O elo perdido na formação planetária
Durante anos, os astrônomos detectaram numerosos sistemas planetários contendo planetas maiores que a Terra, mas menores que Netuno. No entanto, quase todos estes sistemas orbitam estrelas mais antigas, tornando difícil observar diretamente o processo de formação. O sistema V1298 Tau fornece uma visão rara e em tempo real de uma versão jovem dessas configurações planetárias comuns.
“Estamos vendo uma versão jovem de um tipo de sistema planetário que vemos por toda a galáxia”, explica Erik Petigura, da Universidade da Califórnia, em Los Angeles. Esta descoberta é significativa porque permite aos cientistas estudar a formação planetária à medida que ela acontece, em vez de inferi-la a partir de sistemas maduros.
Como a descoberta foi feita
O sistema foi inicialmente detectado em 2017, mas observações detalhadas levaram cinco anos de trabalho meticuloso usando telescópios espaciais e terrestres. A equipa, liderada por John Livingston e Erik Petigura, rastreou variações subtis nos tempos orbitais dos planetas, causadas por interações gravitacionais entre eles. Essas variações permitiram calcular o raio e a massa de cada planeta com uma precisão sem precedentes.
O processo teve seus desafios. O cálculo da órbita do planeta mais externo exigiu suposições fundamentadas; um erro de cálculo poderia ter invalidado todo o estudo. No entanto, as estimativas da equipa revelaram-se extremamente precisas, confirmando as suas descobertas.
Os próprios planetas: densidade notavelmente baixa
As medições revelaram que os planetas têm densidades excepcionalmente baixas – comparáveis ao isopor. Os seus raios variam entre cinco a dez vezes os da Terra, enquanto as suas massas são apenas algumas vezes maiores.
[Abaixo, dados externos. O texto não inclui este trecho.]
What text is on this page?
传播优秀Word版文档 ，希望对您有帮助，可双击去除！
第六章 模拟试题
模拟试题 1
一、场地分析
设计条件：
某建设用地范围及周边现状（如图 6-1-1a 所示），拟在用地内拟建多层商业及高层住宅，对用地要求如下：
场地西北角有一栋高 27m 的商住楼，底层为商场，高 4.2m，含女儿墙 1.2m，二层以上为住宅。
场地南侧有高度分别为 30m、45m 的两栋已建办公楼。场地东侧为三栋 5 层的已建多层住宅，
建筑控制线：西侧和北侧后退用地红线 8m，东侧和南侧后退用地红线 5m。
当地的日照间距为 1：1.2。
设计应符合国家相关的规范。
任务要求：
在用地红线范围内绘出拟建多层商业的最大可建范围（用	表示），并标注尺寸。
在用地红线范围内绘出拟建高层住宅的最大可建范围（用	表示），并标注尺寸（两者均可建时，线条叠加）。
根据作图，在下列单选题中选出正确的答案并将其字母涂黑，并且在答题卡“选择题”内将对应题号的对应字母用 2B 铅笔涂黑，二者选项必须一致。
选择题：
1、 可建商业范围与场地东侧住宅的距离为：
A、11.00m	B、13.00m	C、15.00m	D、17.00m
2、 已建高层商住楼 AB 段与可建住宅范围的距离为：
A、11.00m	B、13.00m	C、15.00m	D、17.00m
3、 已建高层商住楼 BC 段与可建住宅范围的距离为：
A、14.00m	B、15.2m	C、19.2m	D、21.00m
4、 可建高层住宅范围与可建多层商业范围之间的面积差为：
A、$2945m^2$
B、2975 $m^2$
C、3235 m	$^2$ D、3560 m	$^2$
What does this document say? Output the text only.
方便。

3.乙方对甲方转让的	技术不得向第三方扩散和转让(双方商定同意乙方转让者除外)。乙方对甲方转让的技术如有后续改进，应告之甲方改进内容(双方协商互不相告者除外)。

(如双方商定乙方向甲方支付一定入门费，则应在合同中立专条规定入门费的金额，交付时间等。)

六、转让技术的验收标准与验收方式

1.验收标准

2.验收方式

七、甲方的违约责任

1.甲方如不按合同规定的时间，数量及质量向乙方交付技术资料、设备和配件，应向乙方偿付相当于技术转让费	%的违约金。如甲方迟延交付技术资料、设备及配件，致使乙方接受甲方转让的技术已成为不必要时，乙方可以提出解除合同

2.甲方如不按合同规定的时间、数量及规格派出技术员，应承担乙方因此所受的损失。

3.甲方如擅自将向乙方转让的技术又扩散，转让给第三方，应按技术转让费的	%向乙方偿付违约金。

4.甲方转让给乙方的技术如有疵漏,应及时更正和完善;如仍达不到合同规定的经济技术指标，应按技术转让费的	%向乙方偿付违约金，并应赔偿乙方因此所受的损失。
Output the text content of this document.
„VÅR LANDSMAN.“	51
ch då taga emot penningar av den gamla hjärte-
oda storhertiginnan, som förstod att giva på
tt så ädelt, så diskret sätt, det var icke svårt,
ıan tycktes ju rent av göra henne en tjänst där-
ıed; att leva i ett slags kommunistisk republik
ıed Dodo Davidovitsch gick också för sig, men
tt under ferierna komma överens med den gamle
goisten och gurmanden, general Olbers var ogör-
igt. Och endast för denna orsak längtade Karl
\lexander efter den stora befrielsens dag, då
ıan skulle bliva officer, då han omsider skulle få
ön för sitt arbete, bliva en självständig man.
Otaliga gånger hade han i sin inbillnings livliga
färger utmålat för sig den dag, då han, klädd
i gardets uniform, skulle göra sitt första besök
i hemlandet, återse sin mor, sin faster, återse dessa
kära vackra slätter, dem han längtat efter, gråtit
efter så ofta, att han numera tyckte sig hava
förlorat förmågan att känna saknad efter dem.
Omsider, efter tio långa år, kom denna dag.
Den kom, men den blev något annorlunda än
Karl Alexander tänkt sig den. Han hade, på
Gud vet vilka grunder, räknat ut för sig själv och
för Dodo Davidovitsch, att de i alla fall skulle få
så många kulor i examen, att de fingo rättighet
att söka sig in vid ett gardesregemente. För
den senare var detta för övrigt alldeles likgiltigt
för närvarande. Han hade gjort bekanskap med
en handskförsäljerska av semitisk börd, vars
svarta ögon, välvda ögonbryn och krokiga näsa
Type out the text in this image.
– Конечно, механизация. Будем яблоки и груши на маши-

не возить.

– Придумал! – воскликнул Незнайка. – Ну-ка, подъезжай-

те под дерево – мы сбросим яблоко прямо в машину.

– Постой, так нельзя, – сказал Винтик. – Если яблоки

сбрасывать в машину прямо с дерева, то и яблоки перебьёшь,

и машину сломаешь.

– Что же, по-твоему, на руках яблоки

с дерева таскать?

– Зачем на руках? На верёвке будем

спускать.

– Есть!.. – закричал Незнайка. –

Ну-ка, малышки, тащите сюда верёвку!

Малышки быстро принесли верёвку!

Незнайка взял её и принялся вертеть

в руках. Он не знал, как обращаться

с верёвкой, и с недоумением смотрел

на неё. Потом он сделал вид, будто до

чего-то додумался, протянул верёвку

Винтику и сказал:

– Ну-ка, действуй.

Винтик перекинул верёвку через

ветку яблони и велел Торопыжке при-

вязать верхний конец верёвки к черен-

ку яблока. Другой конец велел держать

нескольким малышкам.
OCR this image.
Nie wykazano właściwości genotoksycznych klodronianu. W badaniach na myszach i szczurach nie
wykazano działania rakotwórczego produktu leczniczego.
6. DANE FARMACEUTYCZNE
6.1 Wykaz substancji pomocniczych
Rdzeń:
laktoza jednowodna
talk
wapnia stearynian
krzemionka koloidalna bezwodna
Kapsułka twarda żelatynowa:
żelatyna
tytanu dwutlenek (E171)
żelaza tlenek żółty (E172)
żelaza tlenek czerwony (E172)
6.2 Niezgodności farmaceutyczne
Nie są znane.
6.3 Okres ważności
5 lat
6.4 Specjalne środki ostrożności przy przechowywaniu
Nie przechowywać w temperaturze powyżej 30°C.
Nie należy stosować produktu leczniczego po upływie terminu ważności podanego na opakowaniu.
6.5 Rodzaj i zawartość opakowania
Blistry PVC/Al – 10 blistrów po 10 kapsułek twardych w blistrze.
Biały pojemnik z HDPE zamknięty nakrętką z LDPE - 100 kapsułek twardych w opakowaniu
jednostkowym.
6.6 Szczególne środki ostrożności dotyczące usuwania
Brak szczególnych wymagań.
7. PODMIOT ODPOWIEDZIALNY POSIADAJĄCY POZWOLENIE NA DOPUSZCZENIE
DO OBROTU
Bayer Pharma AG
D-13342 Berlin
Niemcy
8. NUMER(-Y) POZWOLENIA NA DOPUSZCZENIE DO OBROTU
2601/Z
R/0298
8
Isto sugere que os planetas ainda estão a contrair-se sob a sua própria gravidade, evoluindo lentamente em direção aos tamanhos mais compactos de super-Terra ou sub-Netuno, comuns em sistemas mais antigos.
Ressonância Orbital e Estabilidade do Sistema
Os planetas em V1298 Tau exibem ressonância orbital, o que significa que os seus períodos orbitais estão matematicamente relacionados entre si. Este arranjo alinha-se com a teoria predominante da formação de sistemas planetários, onde os sistemas inicialmente se formam num estado ressonante e compactado antes de se tornarem instáveis ao longo de milhares de milhões de anos.
Sean Raymond, da Universidade de Bordéus, observa que esta descoberta representa um potencial precursor dos típicos sistemas subnetunianos. Estudar esses sistemas jovens é notoriamente difícil, tornando esta descoberta particularmente valiosa.
“Este sistema descoberto de planetas próximos e de menor massa orbitando uma estrela muito jovem representa um precursor potencial de um típico sistema sub-Netuno”, disse Raymond.
Concluindo, o sistema V1298 Tau oferece uma visão sem precedentes dos estágios iniciais da formação planetária. As densidades notavelmente baixas destes mundos jovens fornecem pistas vitais para a compreensão de como surgem os tipos mais comuns de sistemas planetários na nossa galáxia, colmatando uma lacuna crítica no nosso conhecimento da evolução exoplanetária.